AI transforms the way some businesses do business because it can be an efficient and powerful way to automate tasks and processes. Instead of writing algorithm To predict which products a customer will buy, for example, a company may have an AI algorithm that looks at thousands or millions of previous sales and devise its own model to predict who will buy what.

The U.S. and other militias see similar benefits and are rushing to use AI to improve logistics, intelligence gathering, mission planning and weapons technology. China’s growing technological capability has fueled a sense of urgency at the Pentagon over the adoption of AI. Allen says DO moves “in a responsible way that gives priority to safety and reliability.”

Researchers are developing increasingly creative ways to hack, plant or break AI systems in the wild. In October 2020, researchers in Israel have shown how carefully trimmed the images can confuse the AI ​​algorithms that allow Tesla to interpret the path ahead. This type of “contradictory attack” involves adapting the data to a machine learning algorithm to find small changes that cause large errors.

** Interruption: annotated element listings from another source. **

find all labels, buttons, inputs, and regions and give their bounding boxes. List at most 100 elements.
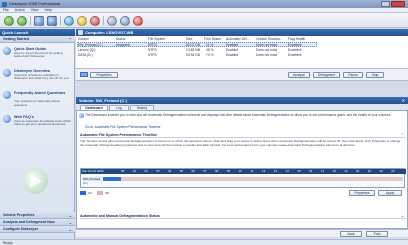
table-cell[interactable]: SW_Preload (C:) (78, 43, 103, 47)
stop-all-icon[interactable] (133, 15, 143, 26)
timeline-section-header[interactable]: Automatic File System Performance Timeli… (80, 133, 406, 138)
timeline-hour-label: 08 (215, 169, 219, 173)
pause-button[interactable]: Pause (343, 72, 363, 78)
menu-action[interactable]: Action (15, 8, 25, 12)
timeline-header: Sat 10 Oct 2009 00 01 02 03 04 05 06 07 08 09 10 11… (81, 169, 406, 174)
question-icon (3, 91, 11, 99)
col-size[interactable]: Size (186, 37, 192, 41)
menu-view[interactable]: View (31, 8, 39, 12)
analyze-icon[interactable] (64, 15, 74, 26)
overview-icon (3, 69, 11, 77)
faq-title[interactable]: Frequently Asked Questions (14, 91, 72, 95)
faq-desc: Your answers to frequently asked questio… (14, 99, 60, 107)
properties-button[interactable]: Properties (349, 190, 375, 196)
home-icon[interactable] (34, 15, 44, 26)
timeline-section-title: Automatic File System Performance Timeli… (80, 133, 158, 137)
analysis-section[interactable]: Analysis and Defragment Now ⌄ (0, 219, 75, 226)
col-file-system[interactable]: File System (148, 37, 165, 41)
computer-title: Computer: LENOVO7-WB (85, 30, 134, 35)
menu-file[interactable]: File (3, 8, 9, 12)
status-section-title: Automatic and Manual Defragmentation Sta… (80, 214, 160, 218)
apply-button[interactable]: Apply (378, 190, 402, 196)
timeline-row-label: SW_Preload (C:) (82, 177, 102, 185)
table-cell: Does not exist (256, 48, 277, 52)
timeline-hour-label: 04 (168, 169, 172, 173)
col-free-space[interactable]: Free Space (204, 37, 221, 41)
defragment-button[interactable]: Defragment (313, 72, 340, 78)
timeline-off-bar[interactable] (121, 177, 403, 181)
diskeeper-overview-desc: Overview of features available in Diskee… (14, 72, 70, 81)
volume-panel-title: Volume: SW_Preload (C:) (79, 98, 127, 103)
minimize-icon[interactable] (381, 1, 390, 7)
table-cell[interactable]: Lenovo (Q:) (78, 48, 95, 52)
close-icon[interactable] (391, 1, 405, 7)
timeline-hour-label: 12 (262, 169, 266, 173)
col-frag-health[interactable]: Frag Health (288, 37, 305, 41)
getting-started-label: Getting Started (3, 37, 29, 41)
volume-properties-section[interactable]: Volume Properties ⌄ (0, 212, 75, 219)
timeline-grid[interactable]: Sat 10 Oct 2009 00 01 02 03 04 05 06 07 08 09 10 11… (80, 168, 406, 188)
table-cell: NTFS (148, 53, 157, 57)
timeline-hour-label: 09 (226, 169, 231, 173)
chevron-up-icon[interactable]: ⌃ (69, 36, 72, 43)
stop-icon[interactable] (90, 15, 100, 26)
table-cell: Analyzed (116, 42, 130, 47)
chevron-up-icon[interactable]: ⌃ (401, 133, 404, 138)
table-cell: 74 % (206, 53, 214, 57)
timeline-hour-label: 03 (156, 169, 160, 173)
back-icon[interactable] (4, 15, 14, 26)
chevron-down-icon[interactable]: ⌄ (69, 219, 72, 226)
status-text: Ready (3, 240, 13, 245)
book-icon (3, 47, 11, 55)
dashboard-intro: The Dashboard enables you to view and se… (85, 113, 392, 117)
col-status[interactable]: Status (116, 37, 125, 41)
chevron-down-icon[interactable]: ⌄ (69, 212, 72, 219)
close-icon[interactable]: ✕ (402, 97, 405, 104)
chevron-down-icon[interactable]: ⌄ (401, 214, 404, 219)
table-cell: Excellent (288, 48, 302, 52)
defragment-icon[interactable] (47, 15, 57, 26)
configure-section[interactable]: Configure Diskeeper ⌄ (0, 226, 75, 233)
getting-started-header[interactable]: Getting Started ⌃ (0, 36, 75, 43)
volume-properties-label: Volume Properties (3, 213, 35, 217)
table-cell: Enabled (226, 42, 239, 47)
timeline-hour-label: 11 (250, 169, 254, 173)
timeline-hour-label: 14 (285, 169, 289, 173)
analyze-button[interactable]: Analyze (288, 72, 310, 78)
pause-icon[interactable] (77, 15, 87, 26)
arrow-decoration-icon (22, 168, 48, 194)
timeline-hour-label: 01 (132, 169, 137, 173)
col-volume[interactable]: Volume (78, 37, 89, 41)
timeline-hour-label: 22 (379, 169, 383, 173)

The song of dawn, a professor at UC Berkeley who has conducted similar experiments on Tesla ‘s sensors and other artificial intelligence systems, says attacks on machine learning algorithms are already a problem in areas such as fraud detection. Some companies offer tools for testing AI systems used in finance. “It’s natural that there is an attacker who wants to avoid the system,” she says. “I think we’ll see more of those kinds of problems.”

A simple example of a machine learning attack included Taya, Microsoft’s infamous chatbot, which went wrong and debuted in 2016. The bot used an algorithm that learned how to respond to new queries by examining previous conversations; The redditers quickly realized they could exploit this to make Tay throw out hateful messages.